Cardinal Sarah: A prophet of our times


Catholic Herald, 18 July 2019

The Church’s calendar includes the feast days of several of the great figures of the Old Testament (though observing them is not obligatory): King David on December 29, for example, or Melchisedek on August 26. Abraham’s falls on the same day as John Henry Newman’s, October 9.

The Prophet Elijah’s feast day is July 20. I know that because it is my priestly ordination anniversary. I can’t say that I detect much of Elijah in myself, but that might be said of another priest ordained on that date, Cardinal Robert Sarah, who celebrates 50 years of priestly ordination this year. (Cardinal Peter Turkson, the other African curial cardinal, was also ordained on July 20, but in 1975, six years after Cardinal Sarah.)

As a young archbishop in his native Guinea, still in his 30s, Sarah was marked out to be murdered by the tyrants who ruled his country and found him insufficiently submissive. Like Elijah, he knows what it means to be hunted by the king.

In recent years Cardinal Sarah has shifted towards a more prophetic mode, warning us in a series of books and speeches that an apostasy is underway in many parts of the world, and in some parts of the Church. There is something of Elijah – speaking for the faith in a time of infidelity – in that too. He shocked many with his address at the 2015 synod on the family, when he spoke of “Beasts of the Apocalypse” in regard to Western decadence and jihadist extremism. Cardinal Sarah never went to the finishing school where many bishops learn how to speak without ever giving offence.

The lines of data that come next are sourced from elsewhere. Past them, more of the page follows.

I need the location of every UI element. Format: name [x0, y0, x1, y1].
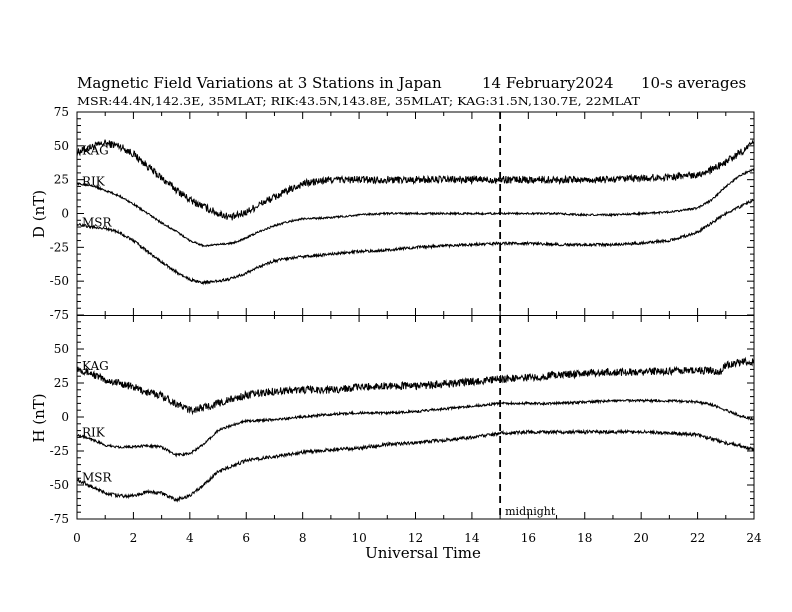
x-tick-label: 0: [73, 531, 81, 545]
midnight-label: midnight: [505, 505, 556, 518]
series-label-msr: MSR: [82, 215, 113, 229]
x-tick-label: 22: [690, 531, 705, 545]
x-tick-label: 6: [242, 531, 250, 545]
station-label-layer: KAG RIK MSR KAG RIK MSR: [82, 144, 113, 485]
series-line-kag-d: [76, 139, 755, 221]
tick-layer: 0 2 4 6 8 10 12 14 16 18 20 22 247550250-25-50-75502…: [50, 105, 762, 545]
series-label-msr: MSR: [82, 471, 113, 485]
x-tick-label: 12: [408, 531, 423, 545]
x-axis-label: Universal Time: [365, 544, 481, 562]
y-tick-label: 50: [54, 342, 69, 356]
y-tick-label: 0: [61, 207, 69, 221]
series-label-kag: KAG: [82, 359, 109, 373]
y-axis-label-d: D (nT): [30, 190, 48, 238]
y-tick-label: -25: [50, 444, 69, 458]
series-label-kag: KAG: [82, 144, 109, 158]
x-tick-label: 8: [299, 531, 307, 545]
x-tick-label: 2: [130, 531, 138, 545]
x-tick-label: 16: [521, 531, 536, 545]
series-line-kag-h: [76, 356, 755, 416]
y-tick-label: -50: [50, 478, 69, 492]
series-layer: [76, 139, 755, 503]
series-line-rik-h: [76, 398, 755, 458]
y-tick-label: -50: [50, 274, 69, 288]
y-tick-label: 75: [54, 105, 69, 119]
x-tick-label: 18: [577, 531, 592, 545]
series-line-msr-h: [76, 428, 755, 503]
x-tick-label: 10: [351, 531, 366, 545]
y-axis-label-h: H (nT): [30, 393, 48, 442]
x-tick-label: 24: [746, 531, 762, 545]
chart-subtitle: MSR:44.4N,142.3E, 35MLAT; RIK:43.5N,143.…: [77, 94, 640, 108]
y-tick-label: -75: [50, 512, 69, 526]
chart-title-averages: 10-s averages: [641, 74, 746, 92]
y-tick-label: 25: [54, 173, 69, 187]
series-label-rik: RIK: [82, 426, 106, 440]
y-tick-label: -25: [50, 240, 69, 254]
x-tick-label: 20: [634, 531, 649, 545]
series-line-rik-d: [76, 167, 755, 248]
x-tick-label: 4: [186, 531, 194, 545]
y-tick-label: 0: [61, 410, 69, 424]
x-tick-label: 14: [464, 531, 480, 545]
y-tick-label: 50: [54, 139, 69, 153]
series-label-rik: RIK: [82, 175, 106, 189]
y-tick-label: 25: [54, 376, 69, 390]
chart-title-left: Magnetic Field Variations at 3 Stations …: [77, 74, 442, 92]
series-line-msr-d: [76, 198, 755, 286]
chart-title-date: 14 February2024: [482, 74, 614, 92]
y-tick-label: -75: [50, 308, 69, 322]
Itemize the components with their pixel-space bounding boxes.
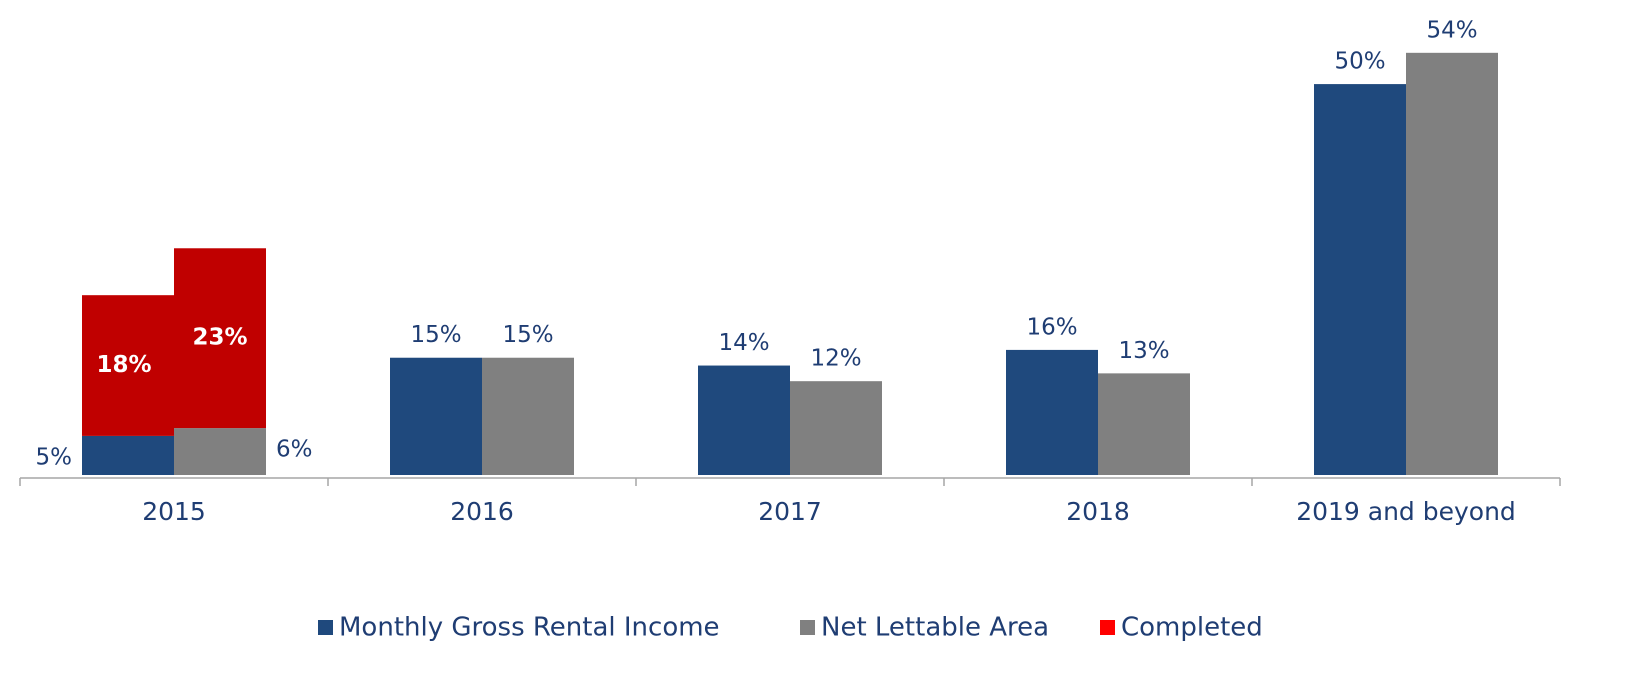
x-tick-label: 2015 xyxy=(142,497,206,526)
bar-label: 6% xyxy=(276,437,313,463)
bar-label: 15% xyxy=(410,322,461,348)
bar xyxy=(1406,52,1498,476)
x-tick-label: 2018 xyxy=(1066,497,1130,526)
bar-label: 15% xyxy=(502,322,553,348)
legend-label: Monthly Gross Rental Income xyxy=(339,613,720,643)
bar xyxy=(82,435,174,475)
bar xyxy=(790,381,882,475)
legend-swatch xyxy=(800,620,815,635)
x-tick-label: 2019 and beyond xyxy=(1296,497,1516,526)
bar xyxy=(174,428,266,475)
bar-label: 23% xyxy=(192,325,247,351)
bar-label: 18% xyxy=(96,352,151,378)
stacked-bar xyxy=(174,248,266,429)
bar-label: 54% xyxy=(1426,17,1477,43)
bar xyxy=(698,365,790,475)
x-tick-label: 2017 xyxy=(758,497,822,526)
legend-label: Completed xyxy=(1121,613,1263,643)
bar-label: 12% xyxy=(810,346,861,372)
bar xyxy=(1098,373,1190,475)
bar xyxy=(1006,349,1098,475)
bar-label: 16% xyxy=(1026,314,1077,340)
bar-label: 13% xyxy=(1118,338,1169,364)
x-tick-label: 2016 xyxy=(450,497,514,526)
legend-swatch xyxy=(1100,620,1115,635)
bar xyxy=(1314,84,1406,475)
bar-label: 5% xyxy=(36,445,73,471)
bar-label: 50% xyxy=(1334,49,1385,75)
bar-label: 14% xyxy=(718,330,769,356)
bar xyxy=(390,357,482,475)
bar xyxy=(482,357,574,475)
stacked-bar xyxy=(82,295,174,436)
legend-label: Net Lettable Area xyxy=(821,613,1049,643)
legend-swatch xyxy=(318,620,333,635)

That parrhesia (boldness in speech) might have endeared him to Pope Francis, who promoted him from the Pontifical Council Cor Unum, which dispenses corporal works of charity on behalf of the pope, to the Congregation for Divine Worship. But since that appointment in 2014, Cardinal Sarah has been marginalised. The inner circle around the Holy Father only care for “prophetic” voices of a certain kind, the kind that, in the manner of progressive NGOs, hurl condemnatory judgments at big corporations and wealthy countries. Cardinal Sarah is not of that kind, as he pays rather too much attention to adherence to God in the household of faith. His book, after all, was called God or Nothing.